TL;DR
LLMs are great at designing structures and constraints, but poor at producing large datasets. Bulk output is expensive, inconsistent, and not referentially safe. A better architecture is to let AI generate schema and generation rules, then use a deterministic engine to create rows in a real database, expose a stable CRUD API, and regenerate the same world with a seed.
The tempting idea (and why it keeps coming up)
“Just ask ChatGPT to generate fake data” is one of those ideas that feels obvious at first. You get instant JSON or CSV, no backend setup, and a quick path to a demo.
The trap is that first success usually happens at small scale. A few dozen rows can look fine in a table. Problems start when you need thousands of records, relational consistency, and a dataset you can trust across charts, filters, drilldowns, and multiple screens.
The cost wall: tokens scale with rows
If you generate 10,000 rows directly from an LLM, output tokens become the bottleneck. Even compact JSON gets large quickly, and each retry multiplies cost and latency. Then you pay again for prompt iteration, formatting fixes, and re-runs when requirements change.
Back-of-napkin math makes this clear:
10,000 rows
x 10 columns
x ~12-20 chars/value
+ JSON keys, commas, quotes, braces
= a very large output payload (often hundreds of thousands of tokens)
Compared with deterministic local generation, paying tokens for every row is usually the most expensive path.
The integrity wall: LLM output does not guarantee relational correctness
Large synthetic datasets break when foreign keys drift, enum values slip, duplicates appear, or constraints are violated in subtle ways. That is where dashboard trust collapses.
A common failure looks like this: invoices reference subscription_id values that do not exist in subscriptions, or reference subscriptions that are canceled when your metric expects active ones. Your “active subscription revenue” query returns nonsense, and teams debug UI code that was never the issue.
When joins fail, dashboards lie.
The determinism wall: you cannot regenerate the same world
Run the same prompt again and you usually get a different dataset. That is fine for brainstorming, but bad for development workflows.
QA cannot reliably reproduce bugs. Visual regression gets flaky. Sales demos change shape between runs. Product discussions drift because people are reacting to different worlds.
Determinism is not optional when teams share environments.
The format wall: AI output is brittle plumbing
Even when the content is “close enough,” structured output often needs cleanup. Escaping breaks, CSV quoting drifts, date formats vary, nullable fields change shape, and schema details shift between runs. Teams end up writing parsers, validators, and repair scripts just to make AI output usable.
That is engineering effort you could spend on product behavior.

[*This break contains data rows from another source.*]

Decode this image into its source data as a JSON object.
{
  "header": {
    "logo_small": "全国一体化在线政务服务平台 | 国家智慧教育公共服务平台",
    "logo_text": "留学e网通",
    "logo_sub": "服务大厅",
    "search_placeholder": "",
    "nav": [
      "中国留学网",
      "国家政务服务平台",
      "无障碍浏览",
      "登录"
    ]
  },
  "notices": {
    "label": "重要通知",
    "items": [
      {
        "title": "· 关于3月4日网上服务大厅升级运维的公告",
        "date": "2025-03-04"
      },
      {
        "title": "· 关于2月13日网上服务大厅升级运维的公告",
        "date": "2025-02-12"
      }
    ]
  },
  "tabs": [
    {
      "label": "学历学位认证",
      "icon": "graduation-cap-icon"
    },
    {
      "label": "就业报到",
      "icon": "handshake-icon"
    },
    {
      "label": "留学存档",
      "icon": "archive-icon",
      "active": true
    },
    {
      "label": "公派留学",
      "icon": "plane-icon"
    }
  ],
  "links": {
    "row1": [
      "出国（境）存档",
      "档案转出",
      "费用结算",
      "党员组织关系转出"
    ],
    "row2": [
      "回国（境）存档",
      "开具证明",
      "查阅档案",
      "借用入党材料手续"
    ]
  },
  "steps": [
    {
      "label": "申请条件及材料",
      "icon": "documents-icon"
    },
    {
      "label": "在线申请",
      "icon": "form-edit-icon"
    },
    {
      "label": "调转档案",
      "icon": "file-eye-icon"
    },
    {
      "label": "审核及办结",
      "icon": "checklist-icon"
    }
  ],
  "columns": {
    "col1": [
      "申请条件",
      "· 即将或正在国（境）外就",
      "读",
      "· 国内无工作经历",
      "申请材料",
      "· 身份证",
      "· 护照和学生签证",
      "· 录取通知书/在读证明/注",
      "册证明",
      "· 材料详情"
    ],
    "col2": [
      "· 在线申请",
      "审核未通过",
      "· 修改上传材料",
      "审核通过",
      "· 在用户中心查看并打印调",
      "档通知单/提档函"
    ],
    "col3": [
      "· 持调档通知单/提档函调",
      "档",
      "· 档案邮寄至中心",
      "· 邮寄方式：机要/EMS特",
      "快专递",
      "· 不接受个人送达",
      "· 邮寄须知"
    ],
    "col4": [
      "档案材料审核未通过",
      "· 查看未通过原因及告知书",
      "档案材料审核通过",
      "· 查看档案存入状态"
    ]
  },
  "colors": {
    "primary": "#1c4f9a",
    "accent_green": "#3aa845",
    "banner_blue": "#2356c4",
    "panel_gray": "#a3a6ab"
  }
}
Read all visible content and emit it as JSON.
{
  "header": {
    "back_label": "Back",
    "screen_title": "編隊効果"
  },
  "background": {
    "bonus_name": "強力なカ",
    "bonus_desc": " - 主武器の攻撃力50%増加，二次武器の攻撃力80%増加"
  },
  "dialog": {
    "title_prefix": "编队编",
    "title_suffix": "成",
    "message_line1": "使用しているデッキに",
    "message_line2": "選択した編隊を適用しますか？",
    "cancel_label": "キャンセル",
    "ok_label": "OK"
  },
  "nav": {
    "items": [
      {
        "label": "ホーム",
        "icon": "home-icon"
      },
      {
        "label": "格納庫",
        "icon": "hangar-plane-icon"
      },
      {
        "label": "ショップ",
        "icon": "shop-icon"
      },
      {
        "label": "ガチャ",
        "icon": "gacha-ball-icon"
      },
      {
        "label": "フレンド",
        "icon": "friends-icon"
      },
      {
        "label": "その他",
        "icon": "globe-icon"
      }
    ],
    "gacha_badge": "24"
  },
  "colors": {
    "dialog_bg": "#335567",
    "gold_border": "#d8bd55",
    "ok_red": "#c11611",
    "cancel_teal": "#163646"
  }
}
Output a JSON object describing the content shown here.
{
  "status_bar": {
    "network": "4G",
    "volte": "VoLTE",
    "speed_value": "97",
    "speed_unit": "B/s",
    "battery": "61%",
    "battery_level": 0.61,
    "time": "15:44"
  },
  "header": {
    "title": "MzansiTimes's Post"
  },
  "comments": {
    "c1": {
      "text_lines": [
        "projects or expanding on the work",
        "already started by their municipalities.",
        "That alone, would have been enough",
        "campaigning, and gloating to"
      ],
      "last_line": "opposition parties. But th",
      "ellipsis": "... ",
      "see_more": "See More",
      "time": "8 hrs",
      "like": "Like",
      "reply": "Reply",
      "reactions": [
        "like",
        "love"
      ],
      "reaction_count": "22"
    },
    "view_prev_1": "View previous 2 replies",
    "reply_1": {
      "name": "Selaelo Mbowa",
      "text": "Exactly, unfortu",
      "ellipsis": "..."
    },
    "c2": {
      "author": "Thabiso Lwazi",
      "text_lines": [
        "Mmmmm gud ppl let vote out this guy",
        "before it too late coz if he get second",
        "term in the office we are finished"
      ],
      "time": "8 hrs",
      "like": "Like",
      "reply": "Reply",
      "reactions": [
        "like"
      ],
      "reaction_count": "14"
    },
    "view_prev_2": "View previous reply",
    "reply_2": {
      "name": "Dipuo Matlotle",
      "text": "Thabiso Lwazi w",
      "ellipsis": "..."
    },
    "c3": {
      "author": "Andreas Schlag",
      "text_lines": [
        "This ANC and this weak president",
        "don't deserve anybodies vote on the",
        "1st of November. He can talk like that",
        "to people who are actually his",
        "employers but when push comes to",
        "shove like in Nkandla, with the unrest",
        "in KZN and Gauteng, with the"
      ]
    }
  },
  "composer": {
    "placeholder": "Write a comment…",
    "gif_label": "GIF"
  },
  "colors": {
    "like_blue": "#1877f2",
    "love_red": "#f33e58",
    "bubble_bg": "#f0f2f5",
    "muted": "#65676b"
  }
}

The correct division of labor
The better pattern is not anti-AI. It is fit-for-purpose:
Use LLMs for:
- turning requirements into schema drafts
- proposing realistic distributions and correlations
- mapping domain language into tables and relationships
- generating generation rules and defaults
Use deterministic engines for:
- high-volume row generation
- constraint enforcement and referential integrity
- seeded reproducibility
- fast regeneration and controlled updates
This model keeps AI where it is strongest and keeps your data pipeline reliable at scale.
Prompt / requirements
-> AI drafts schema + generator config
-> Deterministic generator populates Postgres
-> Runtime CRUD API serves frontend
Bonus: time-evolving data is where row-by-row prompting gets worse
As soon as you need realistic changes over time, like churn curves, upgrades, refunds, and event growth across 30 to 90 days, text-output generation becomes even less practical. Deterministic engines can apply repeatable rules across time windows, while prompt-based row dumps tend to produce one-off snapshots.
For dashboards, continuity matters as much as row count.
Putting it into practice with Synthbrew
This is exactly the workflow Synthbrew is built around. You can prompt AI for schema and optional generation rules, publish immutable schema versions, create sources pinned to a specific version, and generate seeded relational data in Postgres-first workflows. Frontend apps integrate through runtime CRUD endpoints authenticated with source API keys via x-api-key.
When you need to reset an environment, regenerate with the same seed and configuration to get the same world back. That keeps demos stable, QA reproducible, and dashboard behavior credible.
GET /api/runtime/:sourceId/workspaces?limit=50&offset=0
x-api-key: sb_source_***
If you want implementation details, see AI and DB schema import, seeded generation control, runtime API key auth, and schema modeling with immutable versions.
Rule of thumb
Use AI to design the model. Use deterministic systems to produce the world.